In [Mathematical Logic] by Chiswell and Hodges, within the context of natural deduction and the language of propositions LP (basically like here) it is asked to show, by counter-example that a certain 'sequent rule' is 'unacceptable'.
I suppose the proof should follow an example a few pages earlier that shows that the sequent rule $$(p_0 \to p_1 \vdash p_1)$$ is unacceptable due to the following counter-example: let both $p_0$ and $p_1$ mean $(2=3)$. The book argues that indeed if $(2=3)$ then $(2=3)$, so the left side is true, but the right side: $(2=3)$ is false. The conclusion is that we found a counter-examples and the sequent rule is unacceptable.
It is now asked to prove that this sequent rule is unacceptable:
If $$(\Gamma \vdash (\phi \lor \psi))$$ is correct (i.e has a derivation), then at least one of $$(\Gamma \vdash (\phi))$$ and $$(\Gamma \vdash (\psi))$$ is also correct.

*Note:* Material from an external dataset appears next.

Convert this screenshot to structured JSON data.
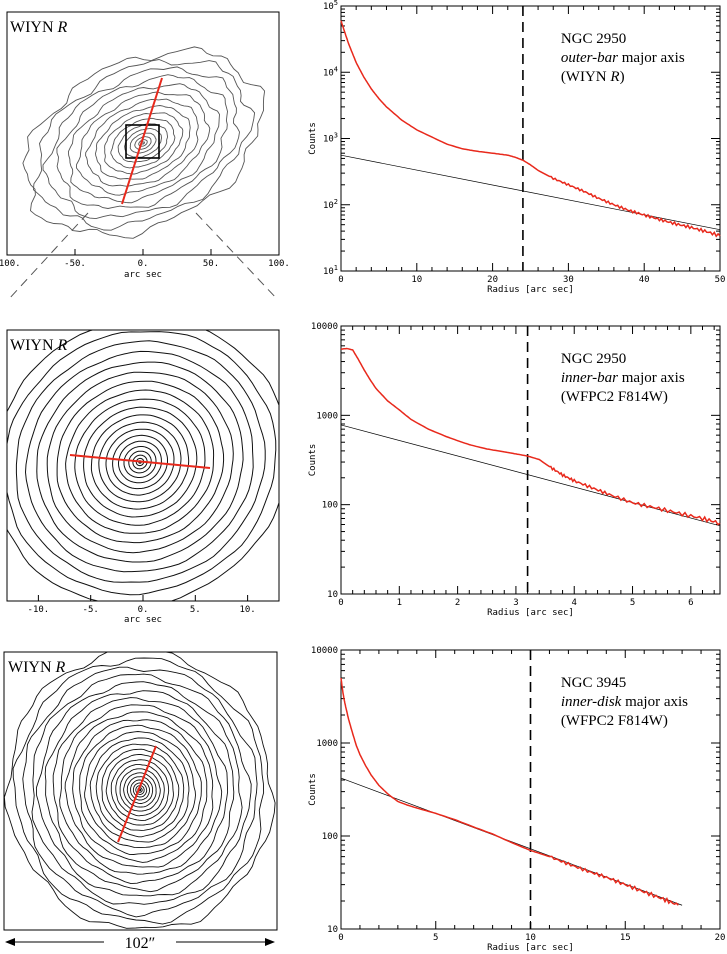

The book hints that one should first try to give a counter-example 'for both sequents $(\vdash p_0)$ and $(\vdash \lnot p_0)$'. What could such a $p_0$ be? Does the book mean using as $p_0$ something like 'red is square'? Or some liar kind of sentence 'this sentence is false'? Or some known undecidable statement (which I doubt due to the level of this book)? Or am I totally off and misunderstand something?